Mais je reviens à notre sujet initial : « tu disais ''en fait, tout échange est gagnant-gagnant. Il n'y a pas d'échange gagnant-perdant''. Pourquoi donc ?
---- Tout simplement parce que la grenouille que je mange accomplit le destin pour lequel elle a été créée par le Grand Patapon. Elle est donc gagnante elle aussi. »
Sur ces mots, il se laisse tomber vers l'eau où il se saisit prestement d'une grenouille avant de repartir vers sa héronnière.

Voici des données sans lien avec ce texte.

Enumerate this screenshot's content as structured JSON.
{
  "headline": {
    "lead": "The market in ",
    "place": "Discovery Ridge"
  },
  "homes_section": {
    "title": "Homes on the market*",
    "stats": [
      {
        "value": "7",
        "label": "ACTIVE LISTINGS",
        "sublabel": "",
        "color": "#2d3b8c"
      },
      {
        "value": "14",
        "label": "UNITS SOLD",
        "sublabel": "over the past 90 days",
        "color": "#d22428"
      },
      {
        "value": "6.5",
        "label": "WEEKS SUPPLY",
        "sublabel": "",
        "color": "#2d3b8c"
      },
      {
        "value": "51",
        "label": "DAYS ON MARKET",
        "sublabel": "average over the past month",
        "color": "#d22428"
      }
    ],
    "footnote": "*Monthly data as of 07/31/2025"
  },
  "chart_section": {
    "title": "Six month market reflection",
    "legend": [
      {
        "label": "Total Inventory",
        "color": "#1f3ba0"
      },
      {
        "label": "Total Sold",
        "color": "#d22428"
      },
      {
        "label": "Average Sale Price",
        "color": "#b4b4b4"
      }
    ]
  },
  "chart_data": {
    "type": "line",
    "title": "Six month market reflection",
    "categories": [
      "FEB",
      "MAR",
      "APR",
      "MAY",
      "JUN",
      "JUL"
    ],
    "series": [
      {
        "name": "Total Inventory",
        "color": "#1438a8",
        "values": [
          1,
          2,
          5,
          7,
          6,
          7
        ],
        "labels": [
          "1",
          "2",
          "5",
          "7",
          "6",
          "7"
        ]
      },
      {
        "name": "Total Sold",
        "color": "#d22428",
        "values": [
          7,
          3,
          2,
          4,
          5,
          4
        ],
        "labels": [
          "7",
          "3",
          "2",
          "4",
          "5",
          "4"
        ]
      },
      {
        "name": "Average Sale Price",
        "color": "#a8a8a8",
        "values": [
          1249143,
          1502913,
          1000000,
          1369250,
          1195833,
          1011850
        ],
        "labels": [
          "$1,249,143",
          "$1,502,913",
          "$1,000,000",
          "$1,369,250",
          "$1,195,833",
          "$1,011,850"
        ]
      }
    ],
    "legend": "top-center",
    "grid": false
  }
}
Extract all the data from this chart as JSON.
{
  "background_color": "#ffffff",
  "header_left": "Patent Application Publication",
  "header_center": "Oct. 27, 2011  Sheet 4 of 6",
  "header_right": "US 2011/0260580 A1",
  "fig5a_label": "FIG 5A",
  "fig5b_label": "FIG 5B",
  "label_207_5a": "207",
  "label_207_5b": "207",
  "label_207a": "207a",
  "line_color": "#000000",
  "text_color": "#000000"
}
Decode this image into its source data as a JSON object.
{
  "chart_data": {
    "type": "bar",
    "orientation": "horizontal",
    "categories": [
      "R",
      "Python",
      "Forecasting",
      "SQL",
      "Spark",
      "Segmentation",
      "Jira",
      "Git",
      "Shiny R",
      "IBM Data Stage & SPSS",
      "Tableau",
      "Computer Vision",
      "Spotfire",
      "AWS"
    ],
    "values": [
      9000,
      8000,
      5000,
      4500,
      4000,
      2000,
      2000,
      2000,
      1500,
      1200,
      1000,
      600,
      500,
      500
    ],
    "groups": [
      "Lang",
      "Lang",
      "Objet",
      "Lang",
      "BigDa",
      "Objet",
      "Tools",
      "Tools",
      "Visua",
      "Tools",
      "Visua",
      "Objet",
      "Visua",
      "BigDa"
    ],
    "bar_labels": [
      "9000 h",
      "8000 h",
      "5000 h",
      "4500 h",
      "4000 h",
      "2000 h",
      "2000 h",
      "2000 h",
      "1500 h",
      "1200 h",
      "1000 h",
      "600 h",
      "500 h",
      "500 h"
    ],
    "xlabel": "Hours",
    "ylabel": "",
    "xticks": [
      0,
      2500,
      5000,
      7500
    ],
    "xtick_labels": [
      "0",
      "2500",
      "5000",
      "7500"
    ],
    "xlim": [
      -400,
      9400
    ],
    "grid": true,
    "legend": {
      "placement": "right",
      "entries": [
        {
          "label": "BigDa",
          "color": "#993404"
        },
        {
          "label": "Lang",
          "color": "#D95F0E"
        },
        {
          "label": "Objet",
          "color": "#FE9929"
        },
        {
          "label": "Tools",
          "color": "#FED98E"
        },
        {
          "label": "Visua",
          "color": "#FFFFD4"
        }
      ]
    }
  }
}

Il faut imaginer la grenouille heureuse. Comme Sisyphe bien qu'il fût un piètre négociateur.

egea : ah ! cela faisait longtemps que nous n'avions pas eu les aphorismes bien sentis du héron. Il faut imaginer la grenouille heureuse. J'imagine aussi le héron heureux. Mes amitiés au héron, à la héronne et au héronneau. Car comme dit la chanson : "Héron, hardi compagnon, ton honneur est taloi, coeur vaillant bat en toi dans l'action, etc.".

2. Le samedi 5 juillet 2014, 15:43 par Ph Davadie

Négocier, c'est aussi se confronter à l'autre, mais notre époque n'aime pas la confrontation directe. Le meilleur exemple en est l'Empire qui préfère le "lead from behind" ou quelque chose dans le genre, censé éviter la confrontation directe.
Mais comme le dit Robert Branche dans son ouvrage "les radeaux de feu" : "Qu'est-ce que la confrontation ? Elle est le chemin étroit entre nos deux tendances naturelles qui sont le conflit et l'évitement." "Le but de la confrontation est d'ajuster les interprétations, de construire une conviction collective, de prendre ensemble une décision, et de définir les modalités d'action."
Mais cela suppose qu'on puisse abandonner une partie de ses croyances, ce qui est par définition impossible puisque au moins l'une des deux personnes qui négocie sait.